A disturbing trend I have noticed is that I am now getting an increase in spam on my new business email. Recently the company I work for was acquired and I now have an email address with their domain to RECEIVE email (I still use the old domain for outgoing email). I have not used it for anything except the receipt of business-email and yet the spammers are on to it.

I have noticed that there are many common unsubscribe services that vendors use that offer “unsubscribe from all emails” but they only offer this for the particular sender one is responding to. They should offer an “unsubscribe from all senders” option too.

Most unsubscribe services automatically unsubscribe you and then ask for a reason why. I have not provided the reason ever.

Some unsubscribe services require one to enter one’s email address as confirmation. This is annoying. Some send a confirmation email that one has been unsubscribed: this too is annoying as it defeats the purpose of unsubscribing.

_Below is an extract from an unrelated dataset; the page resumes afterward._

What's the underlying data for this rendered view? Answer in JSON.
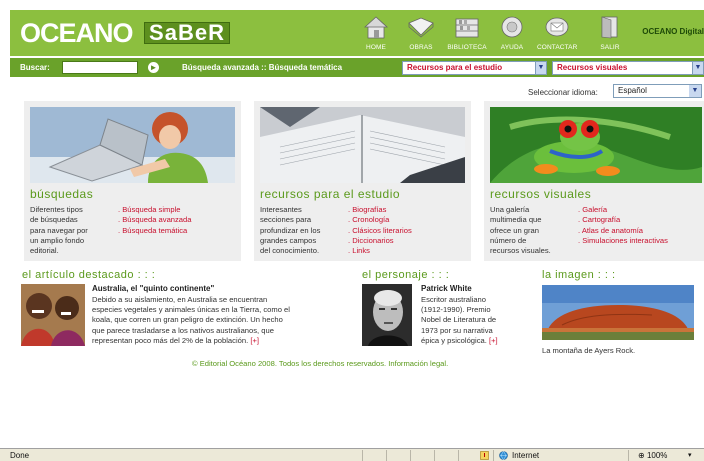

There is an increasing habit for spammers to make the unsubscribe link in the smallest possible font and the latest trend to offer the link in a font color one degree different from the background color of the email making the link hard to find. A few put the link text in a graphic which requires the images to be downloaded before unsubscribing: clever but also annoying.

However, most annoying of all award goes to Oracle whose unsubscribe link takes one to their subscription page when one has to log on to unsubscribe. Bad form Larry – you can do better than that.

Watch out for the year end summary, or the first 3-day spam-free run, whichever comes first.